We shouldn't be too surprised that the Darkness were briefly successful. After all, they did have a lot of goofy charm and it was good to have a band around who genuinely put a smile on your face; something they shared with the Stone Roses, who arrived at the arse end of various goths and Smiths clones who didn't realise that Morrissey could be pretty funny. Sometimes. The Darkness were a great antidote to the cooler-than-thou non-posturings of 2003's other big bands: the Strokes and the Coral.

But once the smile had inevitably faded, what was left? Good Lord, I've put up with a lot of bands who have stolen a previous band's act like a scall in Lewis's, but even with the worst of these chancers there was something else there. If you're going to recycle a previous musical epoch - as the Darkness did with Queen and various 80s poodle rockers - then you've got to at least try and bring something to the table, as it were. Even the worst Radiohead bandwagon-humpers, such as Coldplay and Travis, at least brought the metaphorical equivalent of a cheap bottle of Lambrini when they sat down at Uncle Thom's smorgasbord.
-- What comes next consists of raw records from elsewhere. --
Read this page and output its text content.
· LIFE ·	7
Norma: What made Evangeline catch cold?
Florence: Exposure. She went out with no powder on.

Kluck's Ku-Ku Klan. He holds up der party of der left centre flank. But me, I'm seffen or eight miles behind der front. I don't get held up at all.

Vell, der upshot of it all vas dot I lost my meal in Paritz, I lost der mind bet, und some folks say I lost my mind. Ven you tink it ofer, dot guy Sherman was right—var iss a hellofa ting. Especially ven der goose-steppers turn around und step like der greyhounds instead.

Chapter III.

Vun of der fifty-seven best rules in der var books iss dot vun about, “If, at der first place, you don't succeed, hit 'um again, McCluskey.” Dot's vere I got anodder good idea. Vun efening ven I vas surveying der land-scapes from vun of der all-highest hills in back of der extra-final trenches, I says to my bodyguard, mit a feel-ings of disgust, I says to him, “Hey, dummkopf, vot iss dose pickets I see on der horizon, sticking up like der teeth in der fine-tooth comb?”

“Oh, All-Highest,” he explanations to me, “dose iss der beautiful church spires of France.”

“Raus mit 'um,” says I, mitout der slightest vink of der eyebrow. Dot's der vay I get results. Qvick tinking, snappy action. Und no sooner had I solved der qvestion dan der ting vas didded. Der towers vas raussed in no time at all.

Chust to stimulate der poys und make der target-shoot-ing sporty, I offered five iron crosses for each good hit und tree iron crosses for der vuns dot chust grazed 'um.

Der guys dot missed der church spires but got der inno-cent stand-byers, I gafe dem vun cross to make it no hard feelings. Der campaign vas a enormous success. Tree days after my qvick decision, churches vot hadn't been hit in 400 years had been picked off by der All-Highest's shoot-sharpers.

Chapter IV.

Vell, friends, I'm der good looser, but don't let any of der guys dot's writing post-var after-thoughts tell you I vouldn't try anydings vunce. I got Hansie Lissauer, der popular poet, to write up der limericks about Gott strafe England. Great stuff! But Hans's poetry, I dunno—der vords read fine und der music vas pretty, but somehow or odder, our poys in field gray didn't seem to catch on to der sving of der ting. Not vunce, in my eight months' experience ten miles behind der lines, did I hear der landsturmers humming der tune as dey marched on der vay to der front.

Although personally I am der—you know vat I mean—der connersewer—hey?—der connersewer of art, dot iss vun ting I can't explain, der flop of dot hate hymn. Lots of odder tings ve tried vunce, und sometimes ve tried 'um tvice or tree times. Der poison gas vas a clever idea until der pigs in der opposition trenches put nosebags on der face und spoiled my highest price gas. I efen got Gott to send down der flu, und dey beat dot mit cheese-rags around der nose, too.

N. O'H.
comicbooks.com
The Darkness have got absolutely nothing going for them now. Even before the spangly excrescence that was their Christmas single they were looking woefully short of ideas. They could plead (as they frequently do) that they're not taking the piss all they want, but the fact is that the Darkness can't write a decent song to save the lives of a whole litter of puppies. Growing On Me, I Believe In A Thing Called Love, Love Is Only A Feeling... these are awesomely bad song titles, folks, and the lyrics are as bad as a whole refectory of college students. This is the sort of stuff that you have to have a lot of balls to get away with; just as most people would veer away from calling a song Stuck In A Rut lest it be seen as an unconscious little cry for help from someone who's ran out of ideas (Stuck In A Rut is track 2 side 2 of Permission To Land).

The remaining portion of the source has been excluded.